L'enjeu de l'adaptation de la réglementation financière française à l'essor des fintech est d'autant plus important que le Royaume-Uni a une longueur d'avance dans ce domaine. "Les Anglais sont très pragmatiques. Leur objectif est de maintenir le leadership de Londres dans la finance, peu leur importe que ce leadership passe par les acteurs traditionnels du secteur ou par les nouveaux entrants. Conséquence, le régulateur anglais est en train de mettre en place un processus spécifique pour permettre aux fintech d'obtenir une licence bancaire. Et là-bas, ce ne sont pas une ou deux fintech qui tentent d'obtenir cette licence, mais une vingtaine", a expliqué Philippe Gelis, patron de la fintech Kantox, jeudi, à Bercy.

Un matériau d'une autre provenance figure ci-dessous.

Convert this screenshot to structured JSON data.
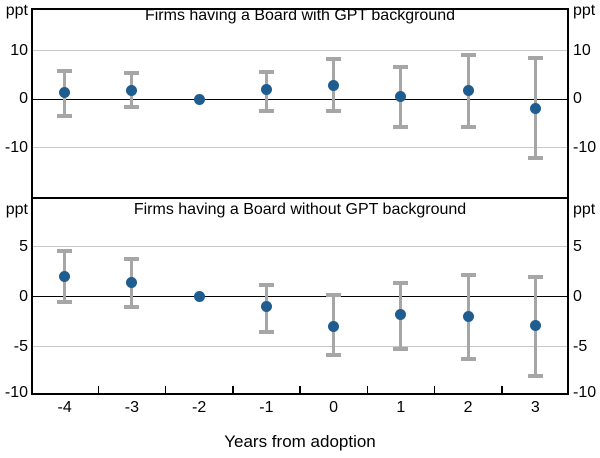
{
  "colors": {
    "dot": "#1f5c8f",
    "error_bar": "#a6a6a6",
    "gridline": "#c8c8c8",
    "axis": "#000000"
  },
  "x_axis": {
    "title": "Years from adoption",
    "labels": [
      "-4",
      "-3",
      "-2",
      "-1",
      "0",
      "1",
      "2",
      "3"
    ]
  },
  "chart_data": [
    {
      "type": "scatter",
      "error_bars": true,
      "title": "Firms having a Board with GPT background",
      "unit_label": "ppt",
      "yticks": [
        10,
        0,
        -10
      ],
      "ylim": [
        -20.35,
        18.85
      ],
      "x": [
        -4,
        -3,
        -2,
        -1,
        0,
        1,
        2,
        3
      ],
      "values": [
        1.5,
        1.8,
        0,
        2.0,
        2.8,
        0.5,
        1.9,
        -1.9
      ],
      "ci_low": [
        -3.5,
        -1.6,
        null,
        -2.3,
        -2.5,
        -5.7,
        -5.6,
        -12.2
      ],
      "ci_high": [
        5.8,
        5.5,
        null,
        5.7,
        8.3,
        6.7,
        9.2,
        8.5
      ],
      "reference_point_x": -2
    },
    {
      "type": "scatter",
      "error_bars": true,
      "title": "Firms having a Board without GPT background",
      "unit_label": "ppt",
      "yticks": [
        5,
        0,
        -5,
        -10
      ],
      "ylim": [
        -9.85,
        9.85
      ],
      "x": [
        -4,
        -3,
        -2,
        -1,
        0,
        1,
        2,
        3
      ],
      "values": [
        2.0,
        1.4,
        0,
        -1.0,
        -3.0,
        -1.8,
        -2.0,
        -2.9
      ],
      "ci_low": [
        -0.5,
        -1.0,
        null,
        -3.5,
        -5.8,
        -5.2,
        -6.2,
        -7.9
      ],
      "ci_high": [
        4.6,
        3.8,
        null,
        1.2,
        0.2,
        1.4,
        2.2,
        2.0
      ],
      "reference_point_x": -2
    }
  ]
}
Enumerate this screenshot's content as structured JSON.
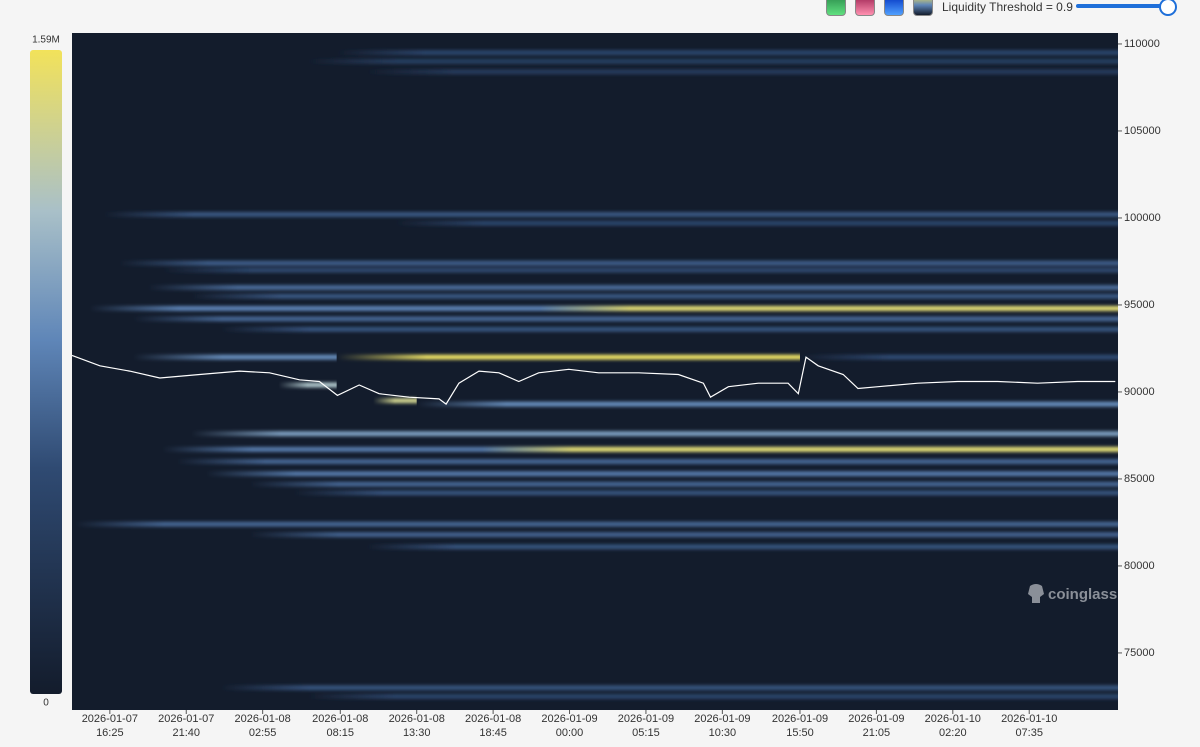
{
  "controls": {
    "threshold_label": "Liquidity Threshold = 0.9"
  },
  "chart_data": {
    "type": "heatmap",
    "watermark": "coinglass",
    "background": "#131c2c",
    "ylim": [
      71720,
      110630
    ],
    "yticks": [
      75000,
      80000,
      85000,
      90000,
      95000,
      100000,
      105000,
      110000
    ],
    "xlim": [
      "2026-01-07 13:49",
      "2026-01-10 13:41"
    ],
    "xticks": [
      "2026-01-07 16:25",
      "2026-01-07 21:40",
      "2026-01-08 02:55",
      "2026-01-08 08:15",
      "2026-01-08 13:30",
      "2026-01-08 18:45",
      "2026-01-09 00:00",
      "2026-01-09 05:15",
      "2026-01-09 10:30",
      "2026-01-09 15:50",
      "2026-01-09 21:05",
      "2026-01-10 02:20",
      "2026-01-10 07:35"
    ],
    "zlim": [
      0,
      1590000
    ],
    "zticks": [
      0,
      {
        "value": 1590000,
        "label": "1.59M"
      }
    ],
    "bands": [
      {
        "price": 109500,
        "start": "2026-01-08 08:00",
        "end": "2026-01-10 13:41",
        "value": 500000
      },
      {
        "price": 109000,
        "start": "2026-01-08 06:00",
        "end": "2026-01-10 13:41",
        "value": 420000
      },
      {
        "price": 108400,
        "start": "2026-01-08 10:00",
        "end": "2026-01-10 13:41",
        "value": 380000
      },
      {
        "price": 100200,
        "start": "2026-01-07 16:00",
        "end": "2026-01-10 13:41",
        "value": 620000
      },
      {
        "price": 99700,
        "start": "2026-01-08 12:00",
        "end": "2026-01-10 13:41",
        "value": 500000
      },
      {
        "price": 97400,
        "start": "2026-01-07 17:00",
        "end": "2026-01-10 13:41",
        "value": 650000
      },
      {
        "price": 97000,
        "start": "2026-01-07 20:00",
        "end": "2026-01-10 13:41",
        "value": 520000
      },
      {
        "price": 96000,
        "start": "2026-01-07 19:00",
        "end": "2026-01-10 13:41",
        "value": 720000
      },
      {
        "price": 95500,
        "start": "2026-01-07 22:00",
        "end": "2026-01-10 13:41",
        "value": 620000
      },
      {
        "price": 94800,
        "start": "2026-01-07 15:00",
        "end": "2026-01-10 13:41",
        "value": 850000
      },
      {
        "price": 94800,
        "start": "2026-01-08 22:00",
        "end": "2026-01-10 13:41",
        "value": 1500000
      },
      {
        "price": 94200,
        "start": "2026-01-07 18:00",
        "end": "2026-01-10 13:41",
        "value": 700000
      },
      {
        "price": 93600,
        "start": "2026-01-08 00:00",
        "end": "2026-01-10 13:41",
        "value": 600000
      },
      {
        "price": 92000,
        "start": "2026-01-07 18:00",
        "end": "2026-01-08 08:00",
        "value": 900000
      },
      {
        "price": 92000,
        "start": "2026-01-08 08:00",
        "end": "2026-01-09 15:50",
        "value": 1550000
      },
      {
        "price": 92000,
        "start": "2026-01-09 15:50",
        "end": "2026-01-10 13:41",
        "value": 550000
      },
      {
        "price": 90400,
        "start": "2026-01-08 04:00",
        "end": "2026-01-08 08:00",
        "value": 1200000
      },
      {
        "price": 89500,
        "start": "2026-01-08 10:30",
        "end": "2026-01-08 13:30",
        "value": 1400000
      },
      {
        "price": 89300,
        "start": "2026-01-08 13:30",
        "end": "2026-01-10 13:41",
        "value": 900000
      },
      {
        "price": 87600,
        "start": "2026-01-07 22:00",
        "end": "2026-01-10 13:41",
        "value": 1000000
      },
      {
        "price": 86700,
        "start": "2026-01-07 20:00",
        "end": "2026-01-10 13:41",
        "value": 800000
      },
      {
        "price": 86700,
        "start": "2026-01-08 18:00",
        "end": "2026-01-10 13:41",
        "value": 1500000
      },
      {
        "price": 86000,
        "start": "2026-01-07 21:00",
        "end": "2026-01-10 13:41",
        "value": 700000
      },
      {
        "price": 85300,
        "start": "2026-01-07 23:00",
        "end": "2026-01-10 13:41",
        "value": 800000
      },
      {
        "price": 84700,
        "start": "2026-01-08 02:00",
        "end": "2026-01-10 13:41",
        "value": 700000
      },
      {
        "price": 84200,
        "start": "2026-01-08 05:00",
        "end": "2026-01-10 13:41",
        "value": 600000
      },
      {
        "price": 82400,
        "start": "2026-01-07 14:00",
        "end": "2026-01-10 13:41",
        "value": 700000
      },
      {
        "price": 81800,
        "start": "2026-01-08 02:00",
        "end": "2026-01-10 13:41",
        "value": 680000
      },
      {
        "price": 81100,
        "start": "2026-01-08 10:00",
        "end": "2026-01-10 13:41",
        "value": 600000
      },
      {
        "price": 73000,
        "start": "2026-01-08 00:00",
        "end": "2026-01-10 13:41",
        "value": 600000
      },
      {
        "price": 72500,
        "start": "2026-01-08 06:00",
        "end": "2026-01-10 13:41",
        "value": 500000
      }
    ],
    "price_line": {
      "color": "#ffffff",
      "x": [
        "2026-01-07 13:49",
        "2026-01-07 15:44",
        "2026-01-07 17:47",
        "2026-01-07 19:51",
        "2026-01-07 22:35",
        "2026-01-08 01:20",
        "2026-01-08 03:23",
        "2026-01-08 05:27",
        "2026-01-08 06:49",
        "2026-01-08 08:03",
        "2026-01-08 09:33",
        "2026-01-08 10:55",
        "2026-01-08 12:59",
        "2026-01-08 15:02",
        "2026-01-08 15:31",
        "2026-01-08 16:24",
        "2026-01-08 17:47",
        "2026-01-08 19:09",
        "2026-01-08 20:31",
        "2026-01-08 21:53",
        "2026-01-08 23:57",
        "2026-01-09 02:00",
        "2026-01-09 04:45",
        "2026-01-09 07:29",
        "2026-01-09 09:12",
        "2026-01-09 09:41",
        "2026-01-09 10:55",
        "2026-01-09 12:58",
        "2026-01-09 15:01",
        "2026-01-09 15:43",
        "2026-01-09 16:15",
        "2026-01-09 17:05",
        "2026-01-09 18:48",
        "2026-01-09 19:49",
        "2026-01-09 21:12",
        "2026-01-09 23:56",
        "2026-01-10 02:40",
        "2026-01-10 05:25",
        "2026-01-10 08:09",
        "2026-01-10 10:54",
        "2026-01-10 13:30"
      ],
      "values": [
        92100,
        91500,
        91200,
        90800,
        91000,
        91200,
        91100,
        90700,
        90600,
        89800,
        90400,
        89900,
        89700,
        89600,
        89300,
        90500,
        91200,
        91100,
        90600,
        91100,
        91300,
        91100,
        91100,
        91000,
        90500,
        89700,
        90300,
        90500,
        90500,
        89900,
        92000,
        91500,
        91000,
        90200,
        90300,
        90500,
        90600,
        90600,
        90500,
        90600,
        90600
      ]
    }
  }
}
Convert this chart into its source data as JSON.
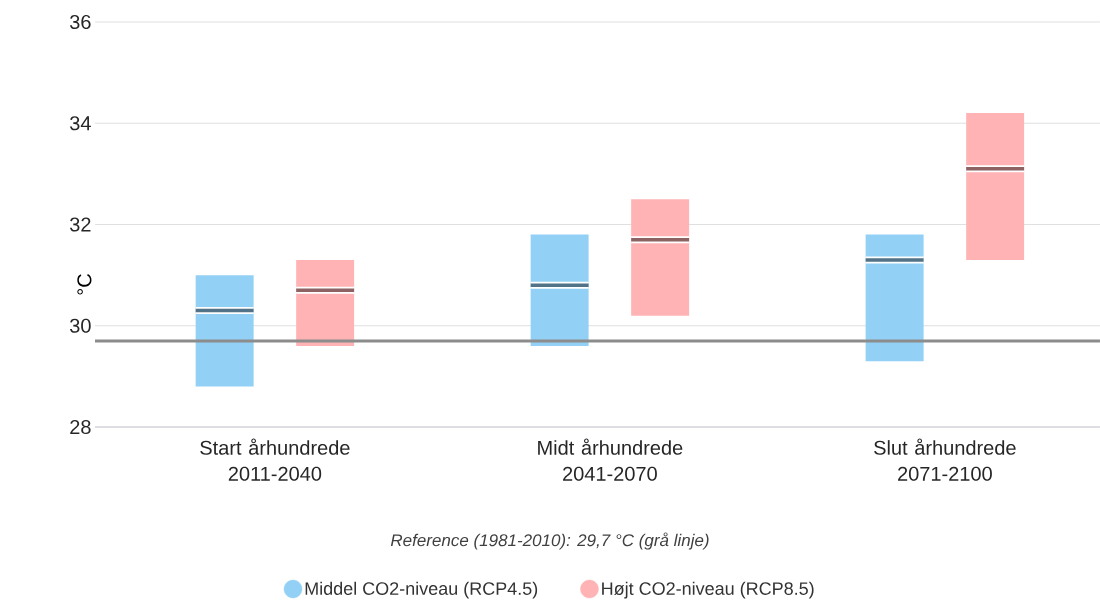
{
  "chart_data": {
    "type": "box",
    "categories": [
      "Start århundrede 2011-2040",
      "Midt århundrede 2041-2070",
      "Slut århundrede 2071-2100"
    ],
    "ylabel": "°C",
    "ylim": [
      28,
      36
    ],
    "yticks": [
      28,
      30,
      32,
      34,
      36
    ],
    "grid": "y",
    "legend": "bottom",
    "ref_lines": [
      {
        "axis": "y",
        "value": 29.7,
        "color": "#8c8c8c"
      }
    ],
    "annotations": [
      "Reference (1981-2010): 29,7 °C (grå linje)"
    ],
    "series": [
      {
        "name": "Middel CO2-niveau (RCP4.5)",
        "color": "#93d0f5",
        "boxes": [
          {
            "low": 28.8,
            "q1": 28.8,
            "median": 30.3,
            "q3": 31.0,
            "high": 31.0
          },
          {
            "low": 29.6,
            "q1": 29.6,
            "median": 30.8,
            "q3": 31.8,
            "high": 31.8
          },
          {
            "low": 29.3,
            "q1": 29.3,
            "median": 31.3,
            "q3": 31.8,
            "high": 31.8
          }
        ]
      },
      {
        "name": "Højt CO2-niveau (RCP8.5)",
        "color": "#ffb3b5",
        "boxes": [
          {
            "low": 29.6,
            "q1": 29.6,
            "median": 30.7,
            "q3": 31.3,
            "high": 31.3
          },
          {
            "low": 30.2,
            "q1": 30.2,
            "median": 31.7,
            "q3": 32.5,
            "high": 32.5
          },
          {
            "low": 31.3,
            "q1": 31.3,
            "median": 33.1,
            "q3": 34.2,
            "high": 34.2
          }
        ]
      }
    ]
  }
}
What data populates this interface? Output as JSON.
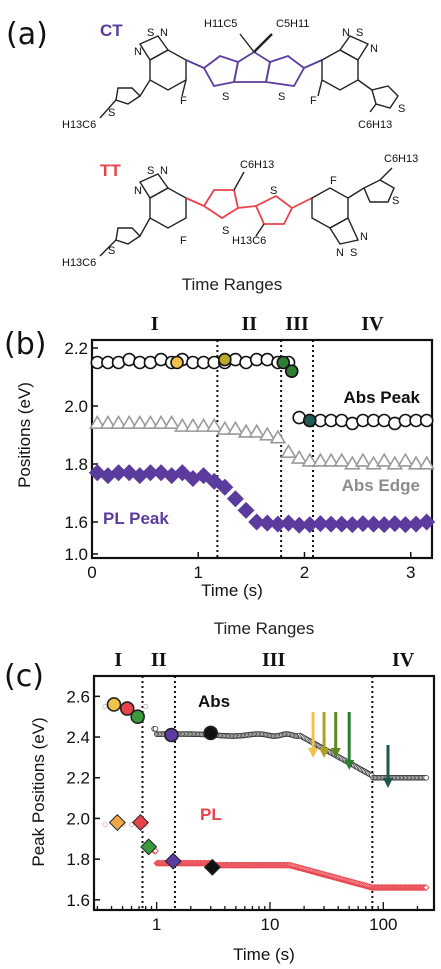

Les régulateurs français savent donc ce qui leur reste à faire pour permettre à Paris de devenir une - si ce n'est "la" - grande capitale européenne des fintech. Avec davantage de modération que le Royaume-Uni, où l'assouplissement de la réglementation a été tel que "les régulateurs essayent aujourd'hui de faire le ménage, un certain laxisme régnant en matière de blanchiment et de financement du terrorisme", a nuancé Nicolas Debock, directeur d'investissement chez Balderton Capital, lors de son audition devant les sénateurs, le 27 janvier. Un retour de bâton que la France doit essayer de s'épargner.